De Lannoy, G. J., P. R. Houser, R. H. Reichle, V. R. Pauwels, N. E. Verhoest:
"Dealing with systematic errors in land surface modeling, soil moisture observations and assimilation"
Invited Presentation, AGU Fall Meeting, San Francisco, CA, USA, 2007.

Abstract:
A fundamental assumption of the Kalman filter is that both the observations and model predictions are unbiased. Bias in observations typically reflects instrumental inaccuracies, representativeness errors, or, in the case of remote sensing observations, errors in the retrieval algorithm. This bias is typically (at best) removed prior to assimilation. Land surface models are usually biased in at least a subset of the simulated variables even after calibration. On-line forecast bias estimation may therefore be needed for data assimilation.

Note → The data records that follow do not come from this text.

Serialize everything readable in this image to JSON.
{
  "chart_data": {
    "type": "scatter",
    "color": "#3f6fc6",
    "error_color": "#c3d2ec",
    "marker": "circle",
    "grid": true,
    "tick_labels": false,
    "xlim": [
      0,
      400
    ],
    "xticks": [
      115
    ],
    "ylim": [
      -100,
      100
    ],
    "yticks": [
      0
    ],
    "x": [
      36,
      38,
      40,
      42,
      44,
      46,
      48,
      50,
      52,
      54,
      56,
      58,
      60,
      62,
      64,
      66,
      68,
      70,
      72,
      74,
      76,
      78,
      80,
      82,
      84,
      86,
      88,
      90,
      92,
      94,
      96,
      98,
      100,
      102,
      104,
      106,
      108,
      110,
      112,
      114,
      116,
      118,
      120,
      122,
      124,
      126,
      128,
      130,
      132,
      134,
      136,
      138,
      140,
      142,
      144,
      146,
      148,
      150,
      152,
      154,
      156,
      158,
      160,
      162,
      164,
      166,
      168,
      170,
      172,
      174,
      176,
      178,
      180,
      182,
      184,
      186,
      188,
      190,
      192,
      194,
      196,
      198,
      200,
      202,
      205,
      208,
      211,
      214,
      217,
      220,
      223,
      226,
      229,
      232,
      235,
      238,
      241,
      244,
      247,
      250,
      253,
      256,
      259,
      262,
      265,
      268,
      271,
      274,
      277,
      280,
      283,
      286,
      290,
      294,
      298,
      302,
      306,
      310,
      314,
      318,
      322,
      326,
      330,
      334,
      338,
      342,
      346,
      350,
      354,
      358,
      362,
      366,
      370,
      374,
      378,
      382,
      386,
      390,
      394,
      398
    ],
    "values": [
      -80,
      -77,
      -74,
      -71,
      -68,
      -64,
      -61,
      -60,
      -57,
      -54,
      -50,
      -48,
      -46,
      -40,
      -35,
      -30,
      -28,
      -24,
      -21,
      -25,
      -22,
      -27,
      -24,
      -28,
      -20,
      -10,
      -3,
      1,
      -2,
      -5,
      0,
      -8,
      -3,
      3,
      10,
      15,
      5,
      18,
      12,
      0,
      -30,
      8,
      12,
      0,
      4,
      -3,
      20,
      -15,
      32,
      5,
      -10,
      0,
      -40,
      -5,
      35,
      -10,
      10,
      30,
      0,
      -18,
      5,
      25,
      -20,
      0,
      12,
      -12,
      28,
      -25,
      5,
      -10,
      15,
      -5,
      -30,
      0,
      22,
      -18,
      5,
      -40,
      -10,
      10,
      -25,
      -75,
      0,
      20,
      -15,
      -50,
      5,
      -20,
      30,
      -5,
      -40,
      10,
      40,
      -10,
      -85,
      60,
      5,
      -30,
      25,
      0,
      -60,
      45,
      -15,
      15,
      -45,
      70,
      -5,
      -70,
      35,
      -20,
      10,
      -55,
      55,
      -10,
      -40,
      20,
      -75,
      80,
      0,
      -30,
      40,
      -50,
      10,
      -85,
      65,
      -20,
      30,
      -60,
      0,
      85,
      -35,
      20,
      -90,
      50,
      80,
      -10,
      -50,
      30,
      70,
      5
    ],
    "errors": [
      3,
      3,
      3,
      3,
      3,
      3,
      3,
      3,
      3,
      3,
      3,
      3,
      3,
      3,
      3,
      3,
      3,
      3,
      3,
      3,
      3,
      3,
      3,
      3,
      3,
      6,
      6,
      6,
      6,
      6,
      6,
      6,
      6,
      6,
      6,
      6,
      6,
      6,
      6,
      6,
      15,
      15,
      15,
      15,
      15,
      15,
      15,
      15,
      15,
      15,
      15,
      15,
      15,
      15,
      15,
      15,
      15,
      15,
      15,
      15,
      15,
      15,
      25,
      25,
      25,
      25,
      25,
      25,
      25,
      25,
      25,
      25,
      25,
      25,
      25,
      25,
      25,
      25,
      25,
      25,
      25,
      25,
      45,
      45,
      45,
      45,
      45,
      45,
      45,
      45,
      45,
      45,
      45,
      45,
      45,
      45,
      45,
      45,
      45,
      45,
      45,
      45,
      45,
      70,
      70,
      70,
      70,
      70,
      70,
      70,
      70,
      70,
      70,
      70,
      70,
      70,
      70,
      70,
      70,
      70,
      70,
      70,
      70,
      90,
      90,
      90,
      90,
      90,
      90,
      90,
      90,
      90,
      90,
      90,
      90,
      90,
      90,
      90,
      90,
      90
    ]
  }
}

Here, in situ soil moisture observations in a small agricultural field (OPE3) were merged with Community Land Model (CLM2.0) simulations using different algorithms for state and bias estimation with and without bias correction feedback. The different bias correction schemes were tested to study the impact of the state correction on depending model fluxes. The best variant for state and bias estimation depends on the nature of the model bias: an improper bias correction scheme could distort the water balance. The lack of knowledge of the bias `dynamics' in time and space and the approximation of the bias uncertainty structure limit successful bias estimation and correction to directly observed state variables. However, all assimilation schemes including bias correction algorithms yield far improved state analysis results compared to standard state filter analyses.